There is previous work on Scheme implementations for tiny machines.   
It did
seem possible that someone might have actually tried to make a small  
Erlang VM
at some point.  As for GC, it seemed to me that the simplest thing  
might be to
have a micro-engine dedicated to GC, and a thread that wants a GC  
would drop
out of the active thread pool into the GC thread pool.  Indeed, in a  
larger
system, one might have multiple micro-engines running GCs.  The  
possibility of
Erlang processes without shared heaps makes this architecturally  
pleasant.

> Trimming BIFs and library functions implemented in C would save some
> space removing network stuff and the general port mechanism. Maybe  
> even
> ETS but then would have difficulty running OTP.
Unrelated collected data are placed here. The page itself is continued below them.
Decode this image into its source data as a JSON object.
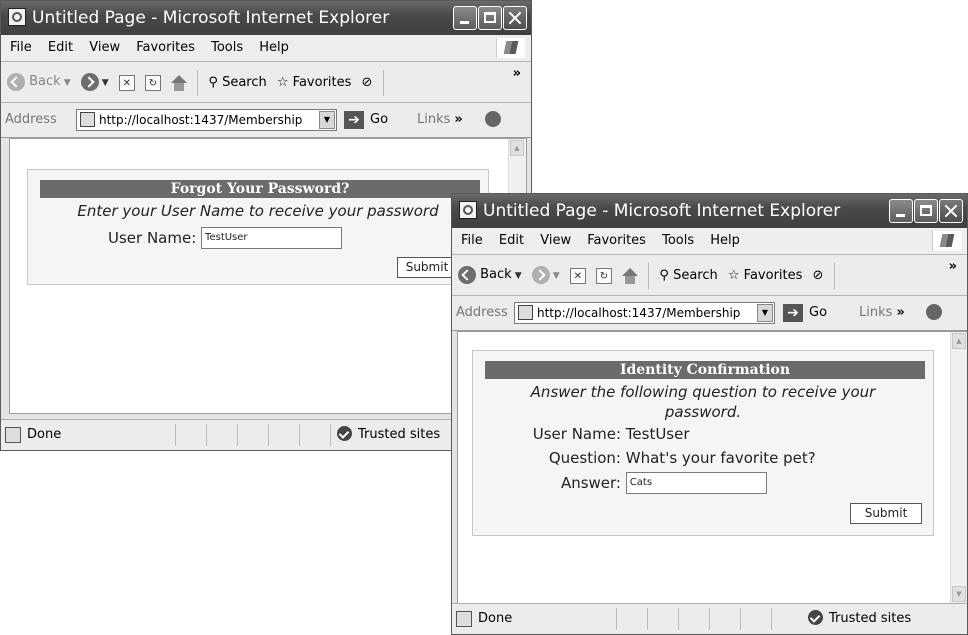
{
  "back_window": {
    "title": "Untitled Page - Microsoft Internet Explorer",
    "menu": [
      "File",
      "Edit",
      "View",
      "Favorites",
      "Tools",
      "Help"
    ],
    "toolbar": {
      "back": "Back",
      "search": "Search",
      "favorites": "Favorites"
    },
    "address": {
      "label": "Address",
      "url": "http://localhost:1437/Membership",
      "go": "Go",
      "links": "Links"
    },
    "page": {
      "header": "Forgot Your Password?",
      "instruction": "Enter your User Name to receive your password",
      "user_name_label": "User Name:",
      "user_name_value": "TestUser",
      "submit": "Submit"
    },
    "status": {
      "text": "Done",
      "zone": "Trusted sites"
    }
  },
  "front_window": {
    "title": "Untitled Page - Microsoft Internet Explorer",
    "menu": [
      "File",
      "Edit",
      "View",
      "Favorites",
      "Tools",
      "Help"
    ],
    "toolbar": {
      "back": "Back",
      "search": "Search",
      "favorites": "Favorites"
    },
    "address": {
      "label": "Address",
      "url": "http://localhost:1437/Membership",
      "go": "Go",
      "links": "Links"
    },
    "page": {
      "header": "Identity Confirmation",
      "instruction_line1": "Answer the following question to receive your",
      "instruction_line2": "password.",
      "user_name_label": "User Name:",
      "user_name_value": "TestUser",
      "question_label": "Question:",
      "question_value": "What's your favorite pet?",
      "answer_label": "Answer:",
      "answer_value": "Cats",
      "submit": "Submit"
    },
    "status": {
      "text": "Done",
      "zone": "Trusted sites"
    }
  }
}
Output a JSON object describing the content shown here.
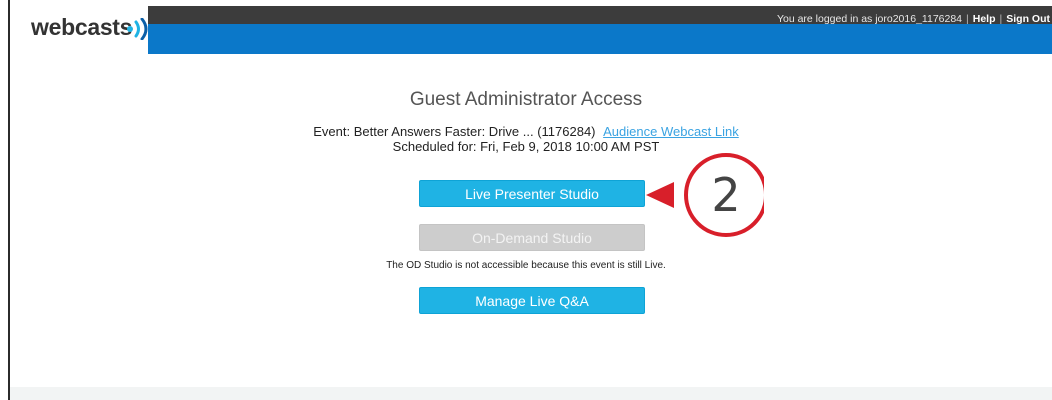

If the question were "given a goal of running Erlang/OTP, how could  
these
machines be made to supply that need", running OTP would be an  
interesting
question.  Since my question is "given a goal of running concurrent
communication stuff on these machines, could Erlang be made to supply  
that
need", OTP is not interesting at all.  It would be much more useful  
to have
a library that could use the on-chip hashing support than ETS.

Think of an Erlang/IXP "system" as coming in pairs of nodes.  Each  
IXP chip
would have an Erlang/OTP node running a normal distribution, plus an IXP
node running on the micro-engines.  Processes in the IXP node would  
be able
to talk to each other, to the wires, and to the OTP node on the same  
chip.
If an IXP process wanted ETS services it would have a helper process  
running
on the OTP node acting on its behalf.  There's no need, therefore, to  
put
*everything* on the micro-engines.  The question is whether one can put
*enough* to make a pleasant language for doing packet filtering and  
routing
and whatever else people do with these chips.